Nicolas Bordas : La suspicion est souvent liée à la méconnaissance. Les Français sont entrés de plein pied dans une société de communication à laquelle ils ne sont pas véritablement formés, ni préparés. Le premier travail à faire est de mon point de vue un travail d’information et de pédagogie sur le fonctionnement d’une société hyper-communicante (dirigée par un Président hyper communicant ). Chacun doit apprendre à mieux maitriser les moyens de diffuser ses idées en s’appuyant en particulier sur le formidable levier que constitue Internet. Je suis convaincu qu’on devrait enseigner la communication dès l’école primaire pour permettre à nos enfants de mieux comprendre le monde dans lequel ils vivent et les armer sur le fonctionnement d’internet et des réseaux sociaux. Mon livre est une modeste contribution dans ce sens, pour permettre à chacun d’aller au bout de ses idées, sans se laisser mener par le bout des idées des autres…
L’étude TNS Sofres pose également également une autre question : celle de la publiphobie, qui serait en croissance. Je pense que la question posée est inadéquate : déclarer qu’on est publiphile ou publiphobe, c’est comme déclarer qu’on est pour ou contre la télévision (ou internet), ça n’a pas de sens. On est tous pour la télé quand elle est bonne, et contre quand elle est mauvaise. Il en va de même de la publicité. Je suis convaincu que nous sommes tous publiphiles et publiphobes : publiphiles quand la pub est bonne, et publiphobes quand elle est mauvaise. Il m’arrive régulièrement de faire acte de publiphobie en éteignant ma radio ou en zappant la télé quand je trouve les pubs mauvaises. La publicité en France n’est pas assez bonne. Pour de multiples raisons. Une certaine aversion au risque des annonceurs, une posture de nos politiques qui voient un intérêt à réguler la publicité comme si elle était la réalité, des agences qui renoncent parfois à une certaine exigence du fait de la pression sur les honoraires… Mais le nouveau statut des marques, qui deviennent de véritables médias, diffusant des contenus 365 jours par an, devrait rehausser le niveau, car il faudra être plus créatif que jamais pour mériter l’intérêt des nouveaux consommateurs-citoyens.

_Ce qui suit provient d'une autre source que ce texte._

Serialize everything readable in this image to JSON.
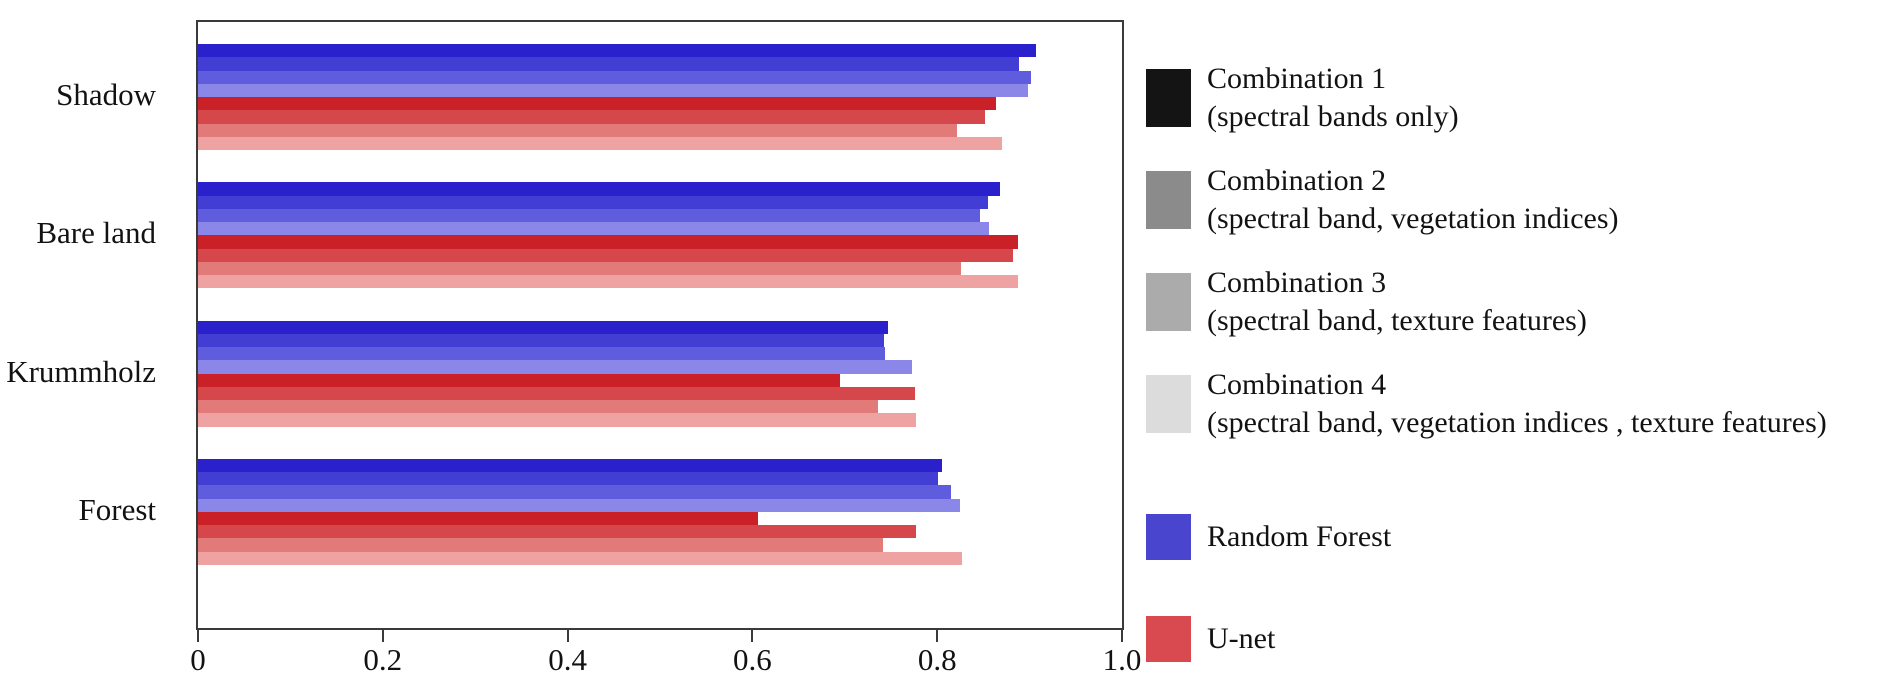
{
  "chart_data": {
    "type": "bar",
    "orientation": "horizontal",
    "title": "",
    "xlabel": "",
    "ylabel": "",
    "grid": false,
    "xlim": [
      0,
      1.0
    ],
    "x_ticks": [
      "0",
      "0.2",
      "0.4",
      "0.6",
      "0.8",
      "1.0"
    ],
    "categories": [
      "Shadow",
      "Bare land",
      "Krummholz",
      "Forest"
    ],
    "series": [
      {
        "name": "Random Forest - Combination 1 (spectral bands only)",
        "color": "#2a21cd",
        "values": [
          0.907,
          0.868,
          0.747,
          0.805
        ]
      },
      {
        "name": "Random Forest - Combination 2 (spectral band, vegetation indices)",
        "color": "#423ed4",
        "values": [
          0.889,
          0.855,
          0.742,
          0.801
        ]
      },
      {
        "name": "Random Forest - Combination 3 (spectral band, texture features)",
        "color": "#5f5cdd",
        "values": [
          0.901,
          0.846,
          0.743,
          0.815
        ]
      },
      {
        "name": "Random Forest - Combination 4 (spectral band, vegetation indices, texture features)",
        "color": "#8b87e9",
        "values": [
          0.898,
          0.856,
          0.773,
          0.825
        ]
      },
      {
        "name": "U-net - Combination 1 (spectral bands only)",
        "color": "#c92127",
        "values": [
          0.864,
          0.887,
          0.695,
          0.606
        ]
      },
      {
        "name": "U-net - Combination 2 (spectral band, vegetation indices)",
        "color": "#d6474c",
        "values": [
          0.852,
          0.882,
          0.776,
          0.777
        ]
      },
      {
        "name": "U-net - Combination 3 (spectral band, texture features)",
        "color": "#e27a7a",
        "values": [
          0.821,
          0.826,
          0.736,
          0.741
        ]
      },
      {
        "name": "U-net - Combination 4 (spectral band, vegetation indices, texture features)",
        "color": "#efa2a2",
        "values": [
          0.87,
          0.887,
          0.777,
          0.827
        ]
      }
    ],
    "legend_position": "right"
  },
  "legend": {
    "combinations": [
      {
        "label": "Combination 1",
        "detail": "(spectral bands only)",
        "color": "#141414"
      },
      {
        "label": "Combination 2",
        "detail": "(spectral band, vegetation indices)",
        "color": "#8b8b8b"
      },
      {
        "label": "Combination 3",
        "detail": "(spectral band, texture features)",
        "color": "#ababab"
      },
      {
        "label": "Combination 4",
        "detail": "(spectral band, vegetation indices , texture features)",
        "color": "#dcdcdc"
      }
    ],
    "models": [
      {
        "label": "Random Forest",
        "color": "#4a45cf"
      },
      {
        "label": "U-net",
        "color": "#d94a50"
      }
    ]
  }
}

Délits d’Opinion : Aujourd’hui, peut-on encore réformer sans communiquer ?
Nicolas Bordas : La communication a toujours été un moyen d’accompagner, sinon de précéder le changement, en proposant la vision nouvelle qui permet le mouvement. Personne ne change s’il ne voit pas une bonne raison de changer. Il est donc très difficile de réformer sans communiquer. Le vrai risque est de mon point de vue inverse. C’est celui de communiquer sans réformer, et même pire, de communiquer dans un sens en réformant dans un autre, la communication faisant là office de diversion. Le pouvoir de la communication est tel, qu’il permet parfois de masquer la réalité. Nous avons donc tous un devoir de vigilance pour en permanence vérifier l’adéquation entre le dire et le faire. Faire sans dire est souvent faiblement productif, mais dire sans faire peut s’avérer extrêmement contre-productif.
Délits d’Opinion : Vous l’écrivez, sentir les tendances, saisir les idées en vogue, constituent le leitmotiv des agences de communication. Mais, à force d’être dans la tendance, les marques ne finissent-elle pas noyées dans le flot, comme ce pourrait être le cas notamment du développement durable ?

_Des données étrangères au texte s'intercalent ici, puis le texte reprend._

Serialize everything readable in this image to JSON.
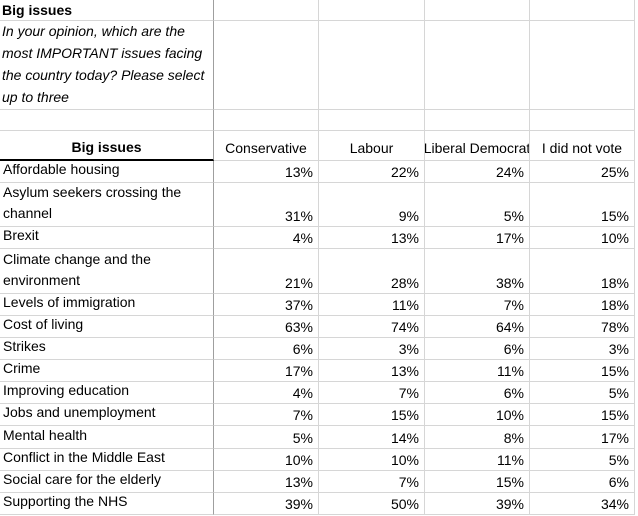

Nicolas Bordas : J’essaie d’expliquer dans mon livre que la tendance n’est pas une fin en soi, mais un moyen, un accélérateur de mouvement, dans ce que l’on peut appeler la “noosphère” , le monde vivant des idées, cette grande marmite où bouillonnent les idées. Tout comme l’atmosphère est traversée de courants climatiques, la noosphère est traversée de courants “noologiques”, les tendances, qui modifient l’ordre établi, les positionnements de chacun, en profitant à certain et en nuisant à d’autres. Mais si une tendance, un courant, ouvre des opportunités nouvelles, il est vain, sinon dangereux de perdre son âme et ses racines pour l’embrasser. D’une part parce que le phénomène est en général éphémère, et surtout parce qu’il est rarement appropriable par un seul émetteur. La première question à se poser pour communiquer son idée n’est donc pas “De quelle tendance vais je profiter ?”, mais bien “qu’est ce qui manquerait au monde si mon idée n’existait pas ?”. Et s’interroger dans un deuxième temps sur les tendances favorables ou défavorables à cette raison d’exister, cette utilité fondamentale. Exploiter une tendance ne consiste pas à se confondre avec elle, au risque de s’y noyer. Le Développement durable (et plus largement la Responsabilité Sociétale et Environnementale) sont pour moi davantage qu’une tendance, et je parlerai plutôt d’une évolution fondamentale du contexte dans lequel on communique, accéléré par la crise récente. Les émetteurs, quels qu’ils soient, doivent intégrer (ou ont déjà du intégrer) trois grandes évolutions de fond : la mondialisation, la digitalisation, mais aussi depuis quelques années, ce que j’appelle la “corporatisation” : on ne peut plus vendre une voiture sans répondre à des questions environnementales, on ne peut plus vendre un produit alimentaire sans répondre à des questions de nutrition ou de sécurité alimentaire. Certains éléments de vocabulaire (“green”, “développement durable”…) peuvent s’user à force d’être utilisés, mais sur le fond, la prise en compte de ces enjeux est plus que jamais incontournable.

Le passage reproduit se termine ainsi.